Университету я благодарен не за лекции об «Илиаде» и «Энеиде», которые за неимением специалиста по античной литературе читал пушкинист по ветхому учебнику Радцига, и не за семинары, на которых замечательная наша преподавательница, свободно владевшая немецким, французским и английским, учила нас ценить звукопись поэзии Гейне по переводам Тынянова, — благодарен за такие вот разговоры, которые способствовали моему развитию, расширению моего ума, думаю, в гораздо большей степени, чем даже чтение Платона или Шекспира.
В нашей восемьдесят восьмой комнате каждый вечер собиралась тесная компания. Иногда пили вино — тогда как раз в магазинах появился дешевый «оболтус» («оболю винс», литовское яблочное вино). Но — не напивались: нам было интереснее разговаривать, чем пить. Почти все писали стихи и читали стихи (Пастернак — Мандельштам — Цветаева), все любили фильмы Тарковского и все постоянно цитировали «Мастера и Маргариту», хотя от этой любви уже начинало подташнивать, многие «пробовали себя в прозе», участвовали в постановках студенческого театра миниатюр, которым руководила преподавательница зарубежной литературы Вульфовна, Тамара Львовна Вульфович. Она цитировала Роже Гароди, оговариваясь при этом: «Если по каким-то причинам экзамен буду принимать не я, имя этого Роже Гароди лучше не упоминать». Все говорили «такие дела» и называли нашу компанию «карасом», потому что все упивались Куртом Воннегутом. Все говорили об искусстве. Все мечтали.
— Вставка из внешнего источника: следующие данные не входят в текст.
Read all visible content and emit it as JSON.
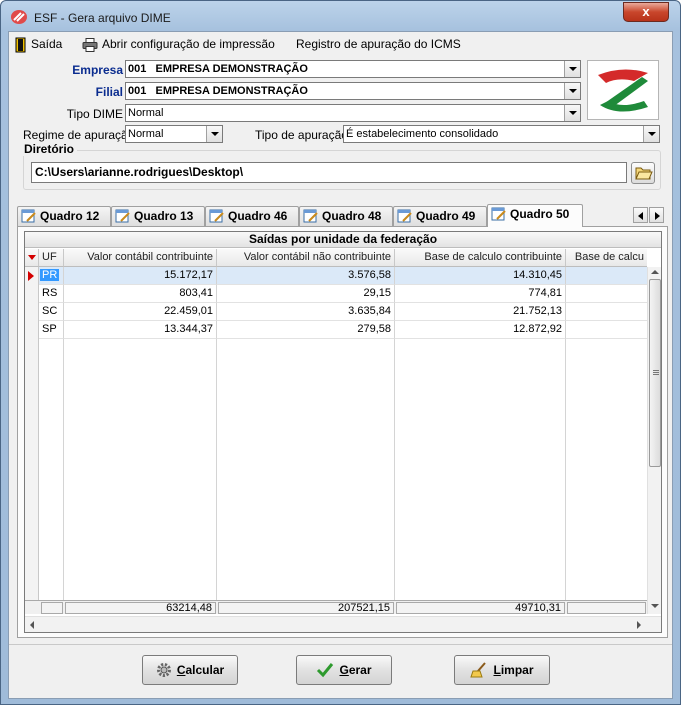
{
  "window": {
    "title": "ESF - Gera arquivo DIME",
    "close_glyph": "x"
  },
  "menu": [
    {
      "label": "Saída",
      "icon": "exit-door-icon"
    },
    {
      "label": "Abrir configuração de impressão",
      "icon": "printer-icon"
    },
    {
      "label": "Registro de apuração do ICMS"
    }
  ],
  "form": {
    "empresa": {
      "label": "Empresa",
      "code": "001",
      "name": "EMPRESA DEMONSTRAÇÃO"
    },
    "filial": {
      "label": "Filial",
      "code": "001",
      "name": "EMPRESA DEMONSTRAÇÃO"
    },
    "tipo_dime": {
      "label": "Tipo DIME",
      "value": "Normal"
    },
    "regime": {
      "label": "Regime de apuração",
      "value": "Normal"
    },
    "tipo_apuracao": {
      "label": "Tipo de apuração",
      "value": "É estabelecimento consolidado"
    },
    "diretorio": {
      "label": "Diretório",
      "value": "C:\\Users\\arianne.rodrigues\\Desktop\\"
    }
  },
  "tabs": [
    {
      "label": "Quadro 12",
      "active": false
    },
    {
      "label": "Quadro 13",
      "active": false
    },
    {
      "label": "Quadro 46",
      "active": false
    },
    {
      "label": "Quadro 48",
      "active": false
    },
    {
      "label": "Quadro 49",
      "active": false
    },
    {
      "label": "Quadro 50",
      "active": true
    }
  ],
  "grid": {
    "title": "Saídas por unidade da federação",
    "columns": [
      "UF",
      "Valor contábil contribuinte",
      "Valor contábil não contribuinte",
      "Base de calculo contribuinte",
      "Base de calcu"
    ],
    "rows": [
      [
        "PR",
        "15.172,17",
        "3.576,58",
        "14.310,45",
        ""
      ],
      [
        "RS",
        "803,41",
        "29,15",
        "774,81",
        ""
      ],
      [
        "SC",
        "22.459,01",
        "3.635,84",
        "21.752,13",
        ""
      ],
      [
        "SP",
        "13.344,37",
        "279,58",
        "12.872,92",
        ""
      ]
    ],
    "selected_row": 0,
    "totals": [
      "",
      "63214,48",
      "207521,15",
      "49710,31",
      ""
    ]
  },
  "buttons": {
    "calcular": {
      "first": "C",
      "rest": "alcular"
    },
    "gerar": {
      "first": "G",
      "rest": "erar"
    },
    "limpar": {
      "first": "L",
      "rest": "impar"
    }
  },
  "colors": {
    "accent_blue": "#0a2c8f",
    "selection": "#3399ff",
    "indicator": "#d40000",
    "logo_green": "#1f8a3a",
    "logo_red": "#d42a2a"
  }
}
После посиделок провожали городских девочек до дома, а общежитских — после вина-то — разбирали по постелям. Мы были молоды, глуповаты и, разумеется, красивы и бессмертны. А какая ж девушка откажет бессмертному красавцу?
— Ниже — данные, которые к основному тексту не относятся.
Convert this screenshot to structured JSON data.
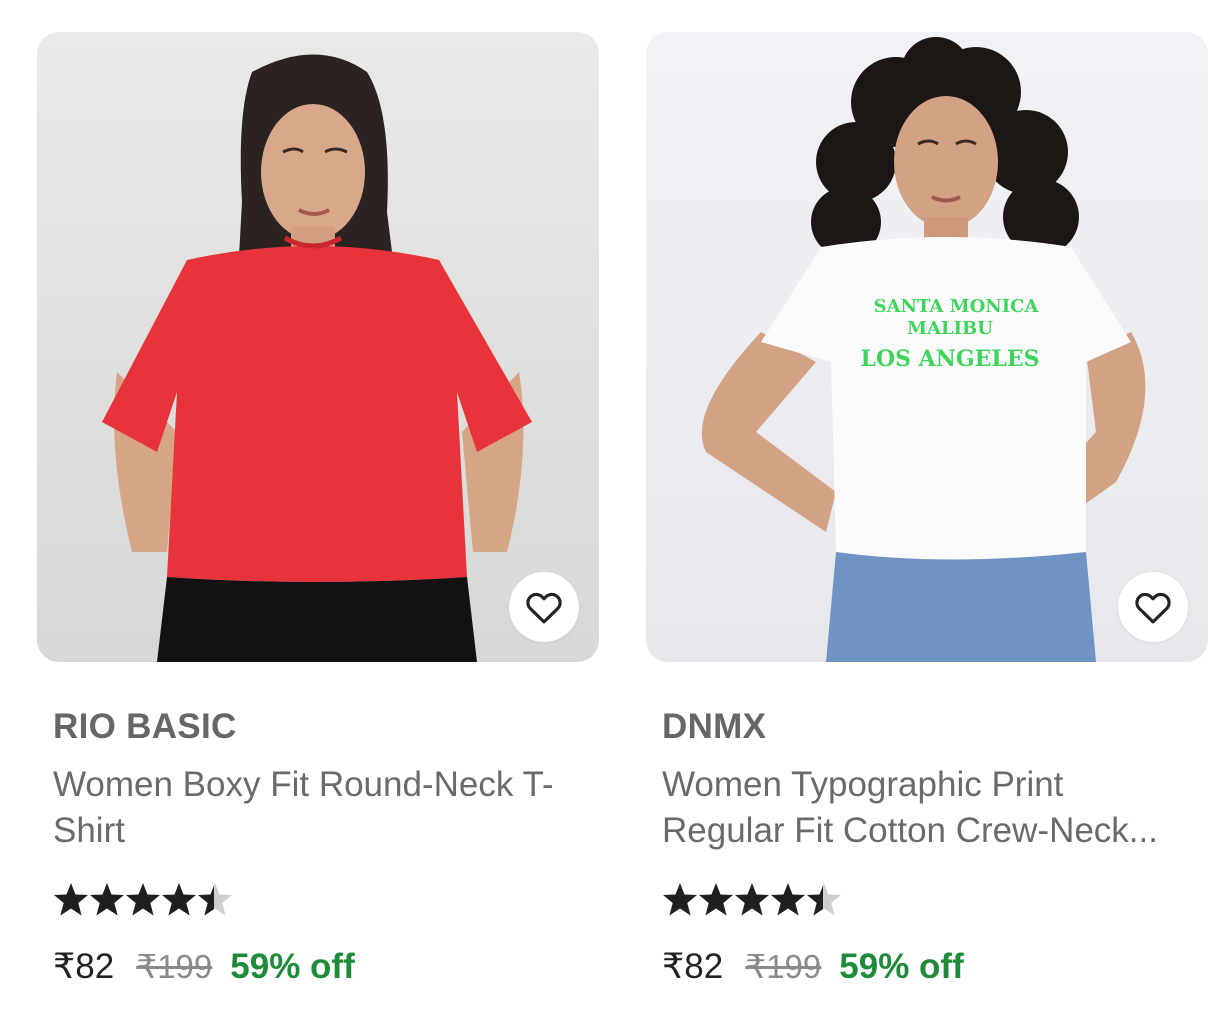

Помню один такой разговор об искусстве, под вино. Кто-то вдруг задал вопрос: а чем, черт возьми, объясняется такое высокое качество поэзии, например, Данте и прозы, например, Флобера? Ну без дураков. Без ямбов-синекдох, а, так сказать, метафизически или даже — не побоимся этого слова — онтологически. Ну чем? Что заставляло этих людей до самой старости вкалывать, переписывать, зачеркивать, снова писать, комкать и даже сжигать, чтобы потом начинать все сначала? Что? Не талант же, в самом деле. Потому что если талант, то надо тогда разбираться с талантом, а на это наших куцых мозгов точно не хватило бы. Мы искали ответов попроще. И вдруг не самый пьяный из компании сказал: «Да они ж трусы! Боялись, что их не так поймут. Боялись, что бог литературы даст им по жопе за дрянную работу. Они не были уверены в себе. В этом смысле они были слабаками и трусами».
Мне это простое объяснение понравилось. На экзамен по литературе с ним не пойдешь, но для жизни вполне годилось. Ведь верно же: трусили все эти данте и флоберы. Гениальность — это трусость. Страх. Ну или там страх божий. То есть — стыд. Вот с тех пор и засело у меня в голове: история искусства — это история стыда. История преодоления стыда на пути к еще большему стыду. И так до смерти.